その中にはアマンダの姿もある。王宮内部の事情を知る者として、カルマが同席を求めたのだ
辿り着いたのは、札に“close”と掛けられた酒屋だった。
中へ入ると、無精髭を生やした大柄な中年男が一人、酒をあおっている。
「連れてきたぞ、ボルドー」
「あぁ……お前らか。よく来たな」
低く太い声。
「話は聞いている。知っていることを教えてくれ」
「まぁ座れ」
ボルドーは酒瓶を置き、腕を組む。
「お前達のような者が現れるとは思っていた。俺もドルドスとは馬が合わず、公職を辞した身だ」
「それなのに、二年も反乱が起きていない理由は?」
カルマの問いに、ボルドーは口端を上げた。
「理由か。そうだな…」
「三傑……ですか?」
アマンダが答える。
「ほう。あんた、王宮関係者か?」
「元第一王子グラリス様の秘書官です」
「はっ……そりゃあまた、不遇なお立場だ」
ボルドーは続ける。
「ミルズは軍事大国じゃない。兵の数も多くはない。だが、ここ最近では戦争でも内乱でも、負け無しだ。」
「なんで?」
「その理由がミルズ三傑だ」
空気が変わる。
「筆頭剣士ガーディス。無限刀のラミ。矛使いグロウス。三名とも戦士ではないが、実力は戦士で言うところの天級相当」
「天級……」
「特にガーディスは実際に元天級の剣士。その中でも上位に並ぶと言われている」
天級の中でも上位。
それはこの世界でも頂点に近い存在だ。
名だたる強者たちの名が挙がる。
雷剣士ガルム、天才術士アリディア、剛剣士ダグラス、英雄レイン、氷結魔剣士ルドロス。
「その連中に迫る実力……ってことか」
「そうだ。だから正面からでは誰も動けなかった」
カルマは小さく息を吐く。
「じゃあ、無理なんじゃ……」
「そこでだ」
ボルドーの目が鋭く光る。
「五日後、隣国バルディッシュで年に一度の貴賓会が開かれる。東側諸国の大貴族が集う場だ」
「……」
「例年、三傑は護衛として派遣されるため、王都を離れる」
「五日後……」
「その情報は確実か?」
「信じるかはお前ら次第だ。だが事実だ。元秘書官殿、例年の派遣は?」
「……事実です。毎年、護衛のため三傑は国を出ます」
「そういうことだ」
「それで、ミルズ兵の残っている勢力は?」
「残りの勢力については、私の方で説明します。」
アマンダは懐から折り畳まれた紙を取り出し、静かに広げた。そこにはミルズ王国全域の地図が描かれている。
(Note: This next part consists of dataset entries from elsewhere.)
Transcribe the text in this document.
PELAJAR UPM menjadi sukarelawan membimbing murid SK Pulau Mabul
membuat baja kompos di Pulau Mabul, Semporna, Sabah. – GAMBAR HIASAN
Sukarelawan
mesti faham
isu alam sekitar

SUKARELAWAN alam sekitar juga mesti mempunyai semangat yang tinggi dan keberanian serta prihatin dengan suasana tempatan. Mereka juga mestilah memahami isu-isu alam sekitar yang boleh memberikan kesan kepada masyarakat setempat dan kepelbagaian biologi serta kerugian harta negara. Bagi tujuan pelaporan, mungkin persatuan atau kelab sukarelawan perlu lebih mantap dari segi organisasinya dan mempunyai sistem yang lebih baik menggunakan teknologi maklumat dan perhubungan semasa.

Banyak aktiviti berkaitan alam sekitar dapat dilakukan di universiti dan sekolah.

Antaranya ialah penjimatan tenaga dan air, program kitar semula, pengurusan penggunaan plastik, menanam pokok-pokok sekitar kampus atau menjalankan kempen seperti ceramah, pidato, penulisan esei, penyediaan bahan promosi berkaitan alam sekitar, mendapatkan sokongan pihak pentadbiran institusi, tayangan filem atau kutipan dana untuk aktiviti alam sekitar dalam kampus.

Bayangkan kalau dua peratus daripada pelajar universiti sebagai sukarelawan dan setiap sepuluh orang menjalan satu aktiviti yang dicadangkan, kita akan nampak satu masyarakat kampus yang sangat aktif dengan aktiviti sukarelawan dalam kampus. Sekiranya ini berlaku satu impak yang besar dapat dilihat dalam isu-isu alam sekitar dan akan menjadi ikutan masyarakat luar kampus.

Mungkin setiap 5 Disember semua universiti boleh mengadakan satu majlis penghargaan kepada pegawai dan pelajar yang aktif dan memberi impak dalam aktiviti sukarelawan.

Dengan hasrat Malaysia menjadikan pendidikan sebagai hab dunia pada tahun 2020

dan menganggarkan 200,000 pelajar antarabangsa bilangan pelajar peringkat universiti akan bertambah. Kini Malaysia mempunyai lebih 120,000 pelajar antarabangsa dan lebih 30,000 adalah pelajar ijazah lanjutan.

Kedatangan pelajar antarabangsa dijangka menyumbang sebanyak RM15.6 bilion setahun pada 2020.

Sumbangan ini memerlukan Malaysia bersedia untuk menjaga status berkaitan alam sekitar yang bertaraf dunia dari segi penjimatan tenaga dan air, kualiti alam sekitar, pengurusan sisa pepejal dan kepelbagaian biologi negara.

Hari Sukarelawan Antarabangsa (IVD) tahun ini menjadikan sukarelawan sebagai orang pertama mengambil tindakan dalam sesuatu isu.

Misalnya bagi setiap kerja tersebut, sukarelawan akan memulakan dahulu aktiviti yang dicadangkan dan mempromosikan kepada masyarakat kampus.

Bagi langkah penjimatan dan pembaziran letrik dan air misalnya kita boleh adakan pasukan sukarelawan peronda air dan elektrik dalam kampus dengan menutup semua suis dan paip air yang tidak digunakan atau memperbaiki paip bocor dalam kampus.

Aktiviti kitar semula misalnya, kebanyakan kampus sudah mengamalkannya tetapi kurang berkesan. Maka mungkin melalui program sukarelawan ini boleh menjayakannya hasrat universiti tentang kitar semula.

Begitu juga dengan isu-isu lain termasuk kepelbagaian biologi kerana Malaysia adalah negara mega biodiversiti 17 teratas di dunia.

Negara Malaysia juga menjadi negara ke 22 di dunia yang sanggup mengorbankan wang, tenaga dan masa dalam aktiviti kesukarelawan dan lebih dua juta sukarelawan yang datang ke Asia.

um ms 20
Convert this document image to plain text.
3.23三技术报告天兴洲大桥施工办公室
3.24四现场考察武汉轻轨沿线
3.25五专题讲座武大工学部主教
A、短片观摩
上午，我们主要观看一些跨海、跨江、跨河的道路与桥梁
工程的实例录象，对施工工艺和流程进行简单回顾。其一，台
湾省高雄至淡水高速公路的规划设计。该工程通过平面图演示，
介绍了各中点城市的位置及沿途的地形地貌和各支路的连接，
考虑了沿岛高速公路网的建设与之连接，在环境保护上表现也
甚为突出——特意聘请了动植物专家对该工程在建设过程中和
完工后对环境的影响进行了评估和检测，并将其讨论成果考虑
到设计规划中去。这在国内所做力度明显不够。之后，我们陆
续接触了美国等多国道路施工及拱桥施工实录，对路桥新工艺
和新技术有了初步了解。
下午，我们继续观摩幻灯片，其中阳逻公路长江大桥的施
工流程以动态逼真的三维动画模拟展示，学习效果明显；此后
「まず王宮ですが、王族を守るため多くの衛兵が配置されています。ただし、その大半は一階のみ。二階以上は王族と許可された者しか入れない区画です。ですから、一階を突破できれば内部の戦力は大きく減ります。」
「なんだ、意外と簡単そうじゃん。」
カミルが肩をすくめる。
「ええ。ですが問題は“帰り”です。」
「帰り?」
「王宮内の衛兵は最低限。主力は兵舎や街の外に待機している王国軍です。彼らが到着すれば、包囲されるでしょう。」
「時間との勝負か……」
「王国軍はどこに待機しているんだ?」
アマンダは地図の数か所を指し示す。
「大きく三か所です。一つ目は王宮近くの兵舎。距離は近いですが、通常は休息中で武装は解除されています。動員には多少時間がかかるはずです。」
「二つ目は南側の正門付近。ここには常時武装した兵が駐屯しています。ただ、王宮は北端にありますので、到達までには距離があります。」
そしてアマンダは、地図の端――ラダの森との国境付近に付けられた印に触れた。
「三つ目がここ。理由は不明ですが、常に国軍兵が配置されています。王宮からは最も遠い位置にあるため、直接的な脅威は低いと考えられますが……」
「……。」
カルマはその印をしばらく見つめ続ける。
森の近くの理由不明の駐屯。
(何かを守っているのか……それとも、隠している?)
「どうしたの、カルマ?」
「いや……少し気になっただけ。」
その後も会議は続いた。侵入経路、王宮内部の構造、撤退ルート。
そして五日後――決行することが決まった。
その日はそこで解散となる。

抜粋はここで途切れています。